Presumably this dates back to the days of yore when blokes carried swords around, and damsels spent a lot of time being in distress.

The sword-bearing isn't so relevant today, yet the etiquette of chivalry remains a dilemma for the male species.

Is chivalry a thing of the past? Actress Gillian Anderson appears to think so. She has complained in a magazine interview that, when she's on weekly flights, men hardly ever offer to help her load baggage into an overhead locker. I'm sure she's capable of doing this herself, but she's clearly irked by the lack of assistance on offer.

Judy Murray, on the other hand, said on Radio 4's Desert Island Discs recently that she never lets anyone carry her bags, preferring to remain "grounded".

I think I'm somewhere in the middle on this one. While it wouldn't occur to me to expect help loading my own bag into a locker, if a man offered I'd be grateful rather than offended. I'd see it as a sign of good manners, rather than something sexist or patronising.

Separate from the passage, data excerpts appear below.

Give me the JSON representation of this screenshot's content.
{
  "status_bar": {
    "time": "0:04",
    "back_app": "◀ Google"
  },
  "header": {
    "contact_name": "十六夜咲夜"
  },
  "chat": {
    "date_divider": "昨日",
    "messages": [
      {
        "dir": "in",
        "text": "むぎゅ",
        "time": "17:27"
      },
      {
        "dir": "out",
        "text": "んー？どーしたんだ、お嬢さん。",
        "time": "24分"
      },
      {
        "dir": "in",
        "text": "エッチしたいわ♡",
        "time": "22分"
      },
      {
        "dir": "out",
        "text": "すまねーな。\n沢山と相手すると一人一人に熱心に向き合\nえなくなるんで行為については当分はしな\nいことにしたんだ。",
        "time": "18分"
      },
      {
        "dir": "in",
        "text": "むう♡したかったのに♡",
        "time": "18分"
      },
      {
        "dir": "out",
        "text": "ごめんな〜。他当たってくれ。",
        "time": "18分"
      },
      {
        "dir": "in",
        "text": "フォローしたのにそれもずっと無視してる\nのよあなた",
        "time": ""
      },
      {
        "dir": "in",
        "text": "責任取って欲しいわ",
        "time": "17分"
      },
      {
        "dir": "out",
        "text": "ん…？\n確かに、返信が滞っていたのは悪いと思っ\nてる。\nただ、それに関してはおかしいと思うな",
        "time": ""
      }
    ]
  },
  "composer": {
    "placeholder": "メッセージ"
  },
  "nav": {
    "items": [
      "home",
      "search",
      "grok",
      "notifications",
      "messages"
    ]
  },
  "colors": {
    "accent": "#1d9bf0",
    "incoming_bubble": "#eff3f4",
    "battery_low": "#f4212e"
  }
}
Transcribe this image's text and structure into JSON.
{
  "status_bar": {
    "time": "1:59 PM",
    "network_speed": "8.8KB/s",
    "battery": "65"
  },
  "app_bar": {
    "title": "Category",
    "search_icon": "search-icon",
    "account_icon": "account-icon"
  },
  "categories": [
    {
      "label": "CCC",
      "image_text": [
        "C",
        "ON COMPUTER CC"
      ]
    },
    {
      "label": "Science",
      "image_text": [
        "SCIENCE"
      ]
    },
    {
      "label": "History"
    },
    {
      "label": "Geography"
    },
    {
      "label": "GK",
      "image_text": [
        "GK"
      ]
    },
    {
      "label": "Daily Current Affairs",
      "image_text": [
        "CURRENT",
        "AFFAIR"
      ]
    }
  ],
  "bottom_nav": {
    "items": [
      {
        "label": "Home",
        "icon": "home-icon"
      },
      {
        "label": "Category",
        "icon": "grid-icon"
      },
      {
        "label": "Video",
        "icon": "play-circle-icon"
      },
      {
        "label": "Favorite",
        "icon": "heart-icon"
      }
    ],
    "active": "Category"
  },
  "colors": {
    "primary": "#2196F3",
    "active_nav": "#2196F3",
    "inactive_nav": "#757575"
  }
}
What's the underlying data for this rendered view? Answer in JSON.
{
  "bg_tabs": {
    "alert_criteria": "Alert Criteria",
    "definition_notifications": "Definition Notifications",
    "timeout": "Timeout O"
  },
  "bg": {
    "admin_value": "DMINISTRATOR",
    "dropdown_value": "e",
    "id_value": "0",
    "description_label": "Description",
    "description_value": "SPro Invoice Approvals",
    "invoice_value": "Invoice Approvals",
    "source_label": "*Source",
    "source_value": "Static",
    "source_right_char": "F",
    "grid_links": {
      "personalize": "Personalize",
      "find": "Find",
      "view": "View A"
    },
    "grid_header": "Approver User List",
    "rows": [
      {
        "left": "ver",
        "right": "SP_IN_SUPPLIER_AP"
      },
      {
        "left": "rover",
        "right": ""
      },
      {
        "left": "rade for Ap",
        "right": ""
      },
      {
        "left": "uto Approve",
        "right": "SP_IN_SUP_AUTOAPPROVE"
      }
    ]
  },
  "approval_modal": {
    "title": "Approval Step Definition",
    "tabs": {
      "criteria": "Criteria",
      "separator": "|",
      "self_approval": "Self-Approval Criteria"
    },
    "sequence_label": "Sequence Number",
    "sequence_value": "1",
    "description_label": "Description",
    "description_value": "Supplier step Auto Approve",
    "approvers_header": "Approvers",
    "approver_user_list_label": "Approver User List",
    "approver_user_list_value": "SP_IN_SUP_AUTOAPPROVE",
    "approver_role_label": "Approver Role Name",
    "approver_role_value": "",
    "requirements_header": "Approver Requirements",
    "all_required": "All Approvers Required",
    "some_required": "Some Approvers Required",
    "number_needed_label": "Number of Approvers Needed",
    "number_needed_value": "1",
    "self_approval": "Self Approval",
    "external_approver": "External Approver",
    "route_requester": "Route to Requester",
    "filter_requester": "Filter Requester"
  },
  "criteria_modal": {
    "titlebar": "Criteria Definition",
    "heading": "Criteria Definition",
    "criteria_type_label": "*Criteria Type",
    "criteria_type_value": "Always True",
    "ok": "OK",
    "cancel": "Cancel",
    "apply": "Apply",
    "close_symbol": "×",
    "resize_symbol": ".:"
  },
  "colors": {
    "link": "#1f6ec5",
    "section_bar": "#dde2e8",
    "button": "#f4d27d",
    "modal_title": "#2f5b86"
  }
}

The same goes for holding doors open. I don't expect a man to allow me through first, just because I'm a woman, but surely holding a door for someone is courteous behaviour, and not to do so is rude. I was walking into the stairwell of a multi-storey car park recently and a woman in front of me let the heavy door swing shut, rather than keeping it open for me. It felt like a slap. Even if she didn't realise I was there - and I'm pretty sure she did - she should've checked to see if anyone was behind her. I would have.

Life is fast and disrespect is commonplace, so politeness and acts of kindness can go a long way. In a world where shop assistants barely look up while serving you, and customers insist on having mobile phones pressed against their ears while being served, is it so bad for a man to hold the door open for a woman, or offer to help carry her bag?

I'm not a helpless creature, but I like to be treated with respect and I appreciate good manners. There are limits though. If someone offered to give up their seat on a bus for me, I'd assume they thought I was either old or pregnant - exactly what a girl doesn't want to be mistaken for if she's neither of those things.